How to divide a budget between components


Hello All,

I recently read through an interesting thread on AG in the speaker section on the best way to allocate one's budget for a system (the consensus was to put about half towards the speakers and the remainder towards everything else).

So on that note, what is the best way to allocate one's non-speaker budget? There seems to be a growing number of improved components to buy that are supposed to make a big difference. Where would a person's money be best spent? Below are some items to possibly consider for a components budget. For this example, the components budget would be $10K (keeps the math easy) and the speakers would be worth around $15k. I know the allocation would vary on more factors (such as music preference, digital vs analogue focus, etc) but I'm wondering as a general overall rule what has worked best?

Amplifier
Pre-amp
Turn table
Turn table cartridge
CD player
DAC
Surge protection
Speaker cables
Power cables
Equipment racks/tables
Room treatments
(Are there any I missed?)
xerotrace

Showing 3 responses by b_limo

My percentage costs have shifted throughout the 5 years in this hobby, but as it stands now, 1/3 in cables and room treatments, 1/3 in electronics and 1/3 in speakers.

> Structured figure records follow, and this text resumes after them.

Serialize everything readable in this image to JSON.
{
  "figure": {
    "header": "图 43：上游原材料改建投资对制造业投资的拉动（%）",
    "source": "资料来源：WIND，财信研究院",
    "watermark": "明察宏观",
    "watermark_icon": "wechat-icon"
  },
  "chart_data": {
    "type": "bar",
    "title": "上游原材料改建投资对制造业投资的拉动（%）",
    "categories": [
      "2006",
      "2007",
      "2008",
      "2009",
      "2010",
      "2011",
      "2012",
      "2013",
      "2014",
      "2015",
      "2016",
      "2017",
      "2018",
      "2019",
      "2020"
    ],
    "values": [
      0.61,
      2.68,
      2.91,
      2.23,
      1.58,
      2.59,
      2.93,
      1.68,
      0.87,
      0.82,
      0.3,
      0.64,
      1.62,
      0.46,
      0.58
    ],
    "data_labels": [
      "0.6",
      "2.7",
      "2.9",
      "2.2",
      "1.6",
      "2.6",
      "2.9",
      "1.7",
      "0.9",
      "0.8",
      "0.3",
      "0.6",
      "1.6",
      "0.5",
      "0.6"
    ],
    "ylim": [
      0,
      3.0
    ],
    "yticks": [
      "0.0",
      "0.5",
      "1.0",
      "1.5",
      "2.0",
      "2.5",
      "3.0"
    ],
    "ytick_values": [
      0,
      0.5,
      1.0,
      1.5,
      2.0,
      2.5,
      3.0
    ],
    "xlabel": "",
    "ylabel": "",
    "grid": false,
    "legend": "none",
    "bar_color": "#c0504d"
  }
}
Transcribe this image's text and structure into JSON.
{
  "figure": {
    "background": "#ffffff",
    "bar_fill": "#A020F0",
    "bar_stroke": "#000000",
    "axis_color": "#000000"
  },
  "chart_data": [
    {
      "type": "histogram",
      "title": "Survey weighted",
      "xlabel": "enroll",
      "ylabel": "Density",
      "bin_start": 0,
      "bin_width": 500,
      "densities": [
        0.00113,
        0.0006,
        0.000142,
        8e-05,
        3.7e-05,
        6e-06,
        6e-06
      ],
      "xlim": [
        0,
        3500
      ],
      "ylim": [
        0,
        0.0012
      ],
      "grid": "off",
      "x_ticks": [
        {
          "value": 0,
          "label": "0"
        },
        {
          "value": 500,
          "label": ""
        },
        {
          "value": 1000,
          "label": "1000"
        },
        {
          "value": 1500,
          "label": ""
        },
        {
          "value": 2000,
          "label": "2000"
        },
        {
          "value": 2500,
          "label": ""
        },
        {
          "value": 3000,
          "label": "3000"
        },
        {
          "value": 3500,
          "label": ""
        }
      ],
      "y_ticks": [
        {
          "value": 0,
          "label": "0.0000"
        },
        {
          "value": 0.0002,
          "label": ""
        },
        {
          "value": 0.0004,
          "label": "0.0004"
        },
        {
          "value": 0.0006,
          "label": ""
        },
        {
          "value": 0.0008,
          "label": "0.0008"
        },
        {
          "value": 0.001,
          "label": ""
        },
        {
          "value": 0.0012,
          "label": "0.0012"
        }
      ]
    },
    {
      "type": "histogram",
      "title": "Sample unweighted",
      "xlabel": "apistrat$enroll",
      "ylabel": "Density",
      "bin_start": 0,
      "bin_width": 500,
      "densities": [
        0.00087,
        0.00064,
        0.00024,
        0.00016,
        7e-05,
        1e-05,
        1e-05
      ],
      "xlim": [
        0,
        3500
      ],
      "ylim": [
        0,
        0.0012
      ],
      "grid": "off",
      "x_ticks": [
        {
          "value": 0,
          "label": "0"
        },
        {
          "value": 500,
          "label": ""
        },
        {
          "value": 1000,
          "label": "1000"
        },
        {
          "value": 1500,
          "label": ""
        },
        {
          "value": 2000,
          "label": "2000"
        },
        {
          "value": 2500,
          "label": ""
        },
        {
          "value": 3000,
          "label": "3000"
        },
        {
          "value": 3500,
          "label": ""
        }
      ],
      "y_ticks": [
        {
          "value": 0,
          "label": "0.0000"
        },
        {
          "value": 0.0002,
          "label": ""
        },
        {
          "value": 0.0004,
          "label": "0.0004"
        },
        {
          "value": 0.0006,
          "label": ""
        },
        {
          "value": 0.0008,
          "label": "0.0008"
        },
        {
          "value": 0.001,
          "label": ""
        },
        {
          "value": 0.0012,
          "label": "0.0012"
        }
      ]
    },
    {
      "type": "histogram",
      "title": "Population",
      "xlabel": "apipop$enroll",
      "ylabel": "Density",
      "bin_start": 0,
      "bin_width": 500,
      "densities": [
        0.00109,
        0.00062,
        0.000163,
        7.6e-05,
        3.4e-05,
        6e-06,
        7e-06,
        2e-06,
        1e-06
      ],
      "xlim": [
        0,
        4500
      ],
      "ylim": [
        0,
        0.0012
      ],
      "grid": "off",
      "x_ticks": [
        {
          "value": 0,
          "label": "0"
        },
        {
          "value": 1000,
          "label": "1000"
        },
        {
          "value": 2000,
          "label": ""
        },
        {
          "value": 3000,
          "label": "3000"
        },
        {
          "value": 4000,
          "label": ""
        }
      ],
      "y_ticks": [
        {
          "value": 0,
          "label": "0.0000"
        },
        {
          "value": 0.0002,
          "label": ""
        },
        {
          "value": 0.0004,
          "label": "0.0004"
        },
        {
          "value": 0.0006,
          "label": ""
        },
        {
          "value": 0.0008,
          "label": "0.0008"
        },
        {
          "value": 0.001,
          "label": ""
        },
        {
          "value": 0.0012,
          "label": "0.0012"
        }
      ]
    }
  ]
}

I personally believe more $ should be spent on room treatments than most people, myself included, spend. Speaker placement, room selection within your home and room treatments play a big role.

I think a person can only obtain a mid-fi sound without room treatments or so so electronics driving very nice speakers. I have found that high quality electronics and some room treatments can make most speakers sound pretty good.

It's interesting to think that many listeners have only heard 50% of what their speakers are capable of and I believe this is part of the reason why some of us suffer from upgradiatis.
Noromance, I can hear quite an audible difference with cables. I lose quite a bit of detail swapping between monster speaker cable and blue jeans rca's vs. my signal cable silver resolution speaker cables and rca's. Not sure if you consider them to be "silly priced cables" but they definitely make a difference.

I think its kind of silly to understand that the source is very important because you can't replace a signal down stream that was lost right of the gate on the source, but that you don't believe that the cables transferring the signal are of major importance... Preserve as much of the original recording by using a high quality source then throw it out the window because you have crappy interconnects?
Noromance, I see your point and it does make sense. I agree, I dont think people should buy $500 cables for $500 speakers. You'd probably be better off buying $950 speakers and $50 cables to start, then later on upgrade your cables.

By the way, great sound is what I'm after and thats not always related to cost. I wouldn't put $250 cables in my system if they didn't sound better than $50 cables. The cool thing about getting good cables is that you can hang onto them and they should make all of the speakers you cycle through on the upgrade path sound as good as possible.

I guess it comes down to spreading the $ money around somewhat evenly. Its not a great idea to have $3000 in your front end and $600 speakers, but then again I would rather have $3000 in front end and $1500 speakers than vice versa.

Maybe this thread and question should be paired with where diminshing returns come into play, or even better, at what price does gear actually start to take bigger steps forward in sound quality.